Não fora o paradoxo insolúvel, qualquer criatura em sã consciência julgaria tratar-se de uma alucinação. O chão formara uma pápula e eclodira repentinamente no canto direito do jardim, do lado norte. Chico, em sua lógica paranóica empanada de sedativos logo entendeu toda a situação, por mais inusitada. Era claro: só podia ser o retorno de seu ex-sócio avaro, bizarro, e terrivelmente terroso brotando da terra como um diabo para vir buscá-lo. Franziu o senho arquitetando uma reação à altura de tamanha ouadia. Silenciosamente e espreitando ao redor, Chico levantou-se do banco em que velava, solitário, a tarde morna. Marchou célere até o montículo de terra e tão logo viu despontar a cabeça enlameada, saltou sobre ela!
Ah, sim, ele se renderia ao fantasma e se lançaria sobre ele sem ajuda. Quem sabe encontraria no fundo daquele buraco um inferno mais aprazível do que aquele em que vivia de lembranças malditas e cada vez mais confusas? Oh, era pavoroso acordar todos os dias naquele hospício somente para assistir ao tempo passando modorrento entre horários de remédios, passeios ao sol, refeições insossas, e enfermeiras carrancudas.

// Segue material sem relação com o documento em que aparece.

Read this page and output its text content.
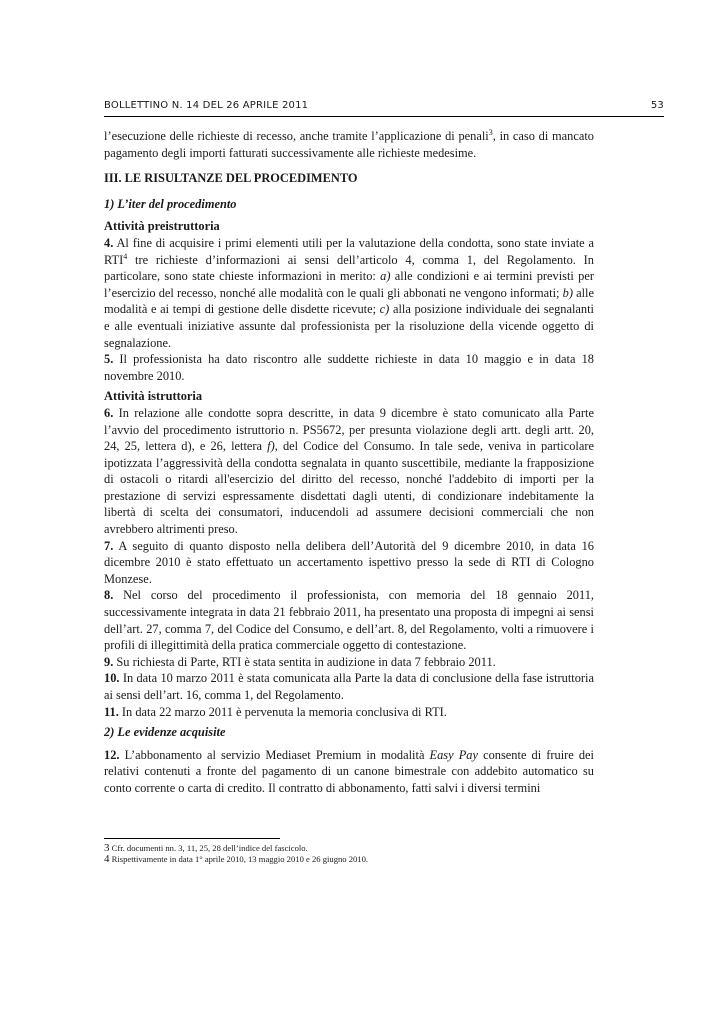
BOLLETTINO N. 14 DEL 26 APRILE 2011	53

l’esecuzione delle richieste di recesso, anche tramite l’applicazione di penali$^3$, in caso di mancato pagamento degli importi fatturati successivamente alle richieste medesime.

III. LE RISULTANZE DEL PROCEDIMENTO

1) L’iter del procedimento

Attività preistruttoria

4. Al fine di acquisire i primi elementi utili per la valutazione della condotta, sono state inviate a RTI$^4$ tre richieste d’informazioni ai sensi dell’articolo 4, comma 1, del Regolamento. In particolare, sono state chieste informazioni in merito: a) alle condizioni e ai termini previsti per l’esercizio del recesso, nonché alle modalità con le quali gli abbonati ne vengono informati; b) alle modalità e ai tempi di gestione delle disdette ricevute; c) alla posizione individuale dei segnalanti e alle eventuali iniziative assunte dal professionista per la risoluzione della vicende oggetto di segnalazione.

5. Il professionista ha dato riscontro alle suddette richieste in data 10 maggio e in data 18 novembre 2010.

Attività istruttoria

6. In relazione alle condotte sopra descritte, in data 9 dicembre è stato comunicato alla Parte l’avvio del procedimento istruttorio n. PS5672, per presunta violazione degli artt. degli artt. 20, 24, 25, lettera d), e 26, lettera f), del Codice del Consumo. In tale sede, veniva in particolare ipotizzata l’aggressività della condotta segnalata in quanto suscettibile, mediante la frapposizione di ostacoli o ritardi all'esercizio del diritto del recesso, nonché l'addebito di importi per la prestazione di servizi espressamente disdettati dagli utenti, di condizionare indebitamente la libertà di scelta dei consumatori, inducendoli ad assumere decisioni commerciali che non avrebbero altrimenti preso.

7. A seguito di quanto disposto nella delibera dell’Autorità del 9 dicembre 2010, in data 16 dicembre 2010 è stato effettuato un accertamento ispettivo presso la sede di RTI di Cologno Monzese.

8. Nel corso del procedimento il professionista, con memoria del 18 gennaio 2011, successivamente integrata in data 21 febbraio 2011, ha presentato una proposta di impegni ai sensi dell’art. 27, comma 7, del Codice del Consumo, e dell’art. 8, del Regolamento, volti a rimuovere i profili di illegittimità della pratica commerciale oggetto di contestazione.

9. Su richiesta di Parte, RTI è stata sentita in audizione in data 7 febbraio 2011.

10. In data 10 marzo 2011 è stata comunicata alla Parte la data di conclusione della fase istruttoria ai sensi dell’art. 16, comma 1, del Regolamento.

11. In data 22 marzo 2011 è pervenuta la memoria conclusiva di RTI.

2) Le evidenze acquisite

12. L’abbonamento al servizio Mediaset Premium in modalità Easy Pay consente di fruire dei relativi contenuti a fronte del pagamento di un canone bimestrale con addebito automatico su conto corrente o carta di credito. Il contratto di abbonamento, fatti salvi i diversi termini

3 Cfr. documenti nn. 3, 11, 25, 28 dell’indice del fascicolo.

4 Rispettivamente in data 1° aprile 2010, 13 maggio 2010 e 26 giugno 2010.
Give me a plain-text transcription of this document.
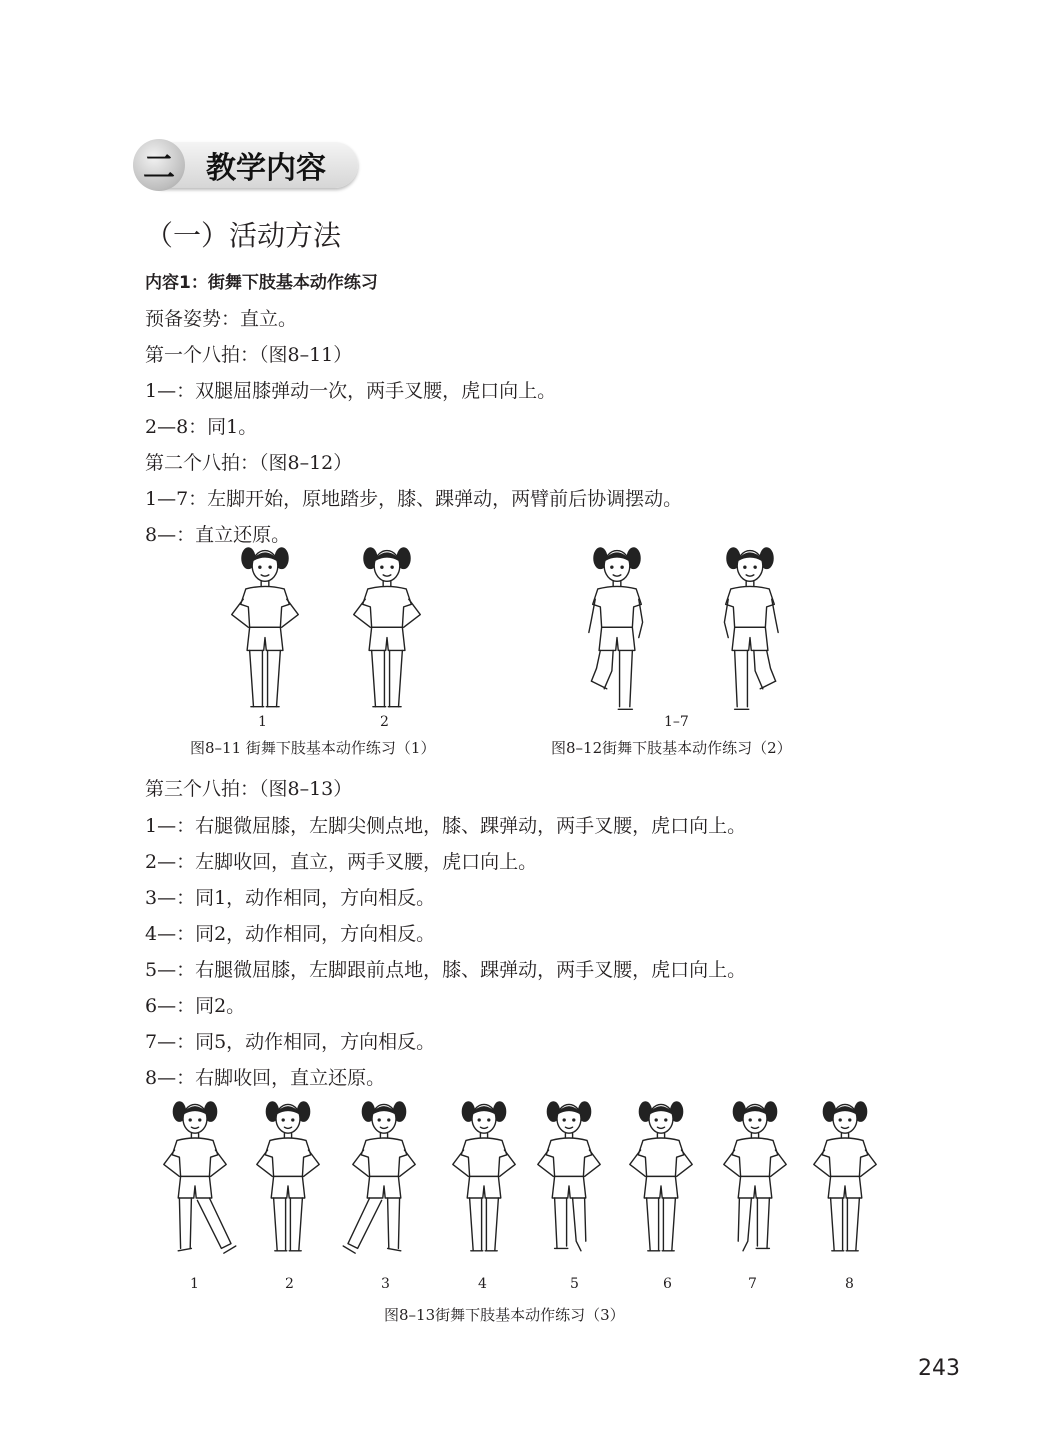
二 教学内容
（一）活动方法
内容1：街舞下肢基本动作练习
预备姿势：直立。
第一个八拍：（图8–11）
1—：双腿屈膝弹动一次，两手叉腰，虎口向上。
2—8：同1。
第二个八拍：（图8–12）
1—7：左脚开始，原地踏步，膝、踝弹动，两臂前后协调摆动。
8—：直立还原。
1	2	1–7
图8–11 街舞下肢基本动作练习（1）	图8–12街舞下肢基本动作练习（2）
第三个八拍：（图8–13）
1—：右腿微屈膝，左脚尖侧点地，膝、踝弹动，两手叉腰，虎口向上。
2—：左脚收回，直立，两手叉腰，虎口向上。
3—：同1，动作相同，方向相反。
4—：同2，动作相同，方向相反。
5—：右腿微屈膝，左脚跟前点地，膝、踝弹动，两手叉腰，虎口向上。
6—：同2。
7—：同5，动作相同，方向相反。
8—：右脚收回，直立还原。
1	2	3	4	5	6	7	8
图8–13街舞下肢基本动作练习（3）
243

Chico se jogou de corpo e alma sobre um fugitivo que cavara o túnel de pouco mais de oitenta centímetros de diâmetro, numa extensão de quase mil metros, juntamente com outros dois prisioneiros. Infelismente os desnorteados cavaram na direção errada e foram dar num asilo! Quanto trabalho desperdiçado!... Mas do presídio rodeado por muros imensos e com uma arquitetura que mais parecia um labirinto era quase impossível orientar-se. Ainda mais depois de tantos anos cumprindo pena enquanto a cidade crescia e mudava de feição tão rápido quanto tudo o que acontece hoje em dia. Nem as metáforas duram mais...
Quando, finalmente, Zé Canivete destampa a terra de sobre si e vê o céu, deste lhe cai: Chico! Tudo escureceu novamente, mal Zé tomara fôlego na superfície. Sem tempo para pensar, apenas procurou livrar-se do fardo flácido e roliço, mas este, como uma rolha, vedara o buraco e escorregava túnel adentro, deixando os dois corpos em um constrangido valete.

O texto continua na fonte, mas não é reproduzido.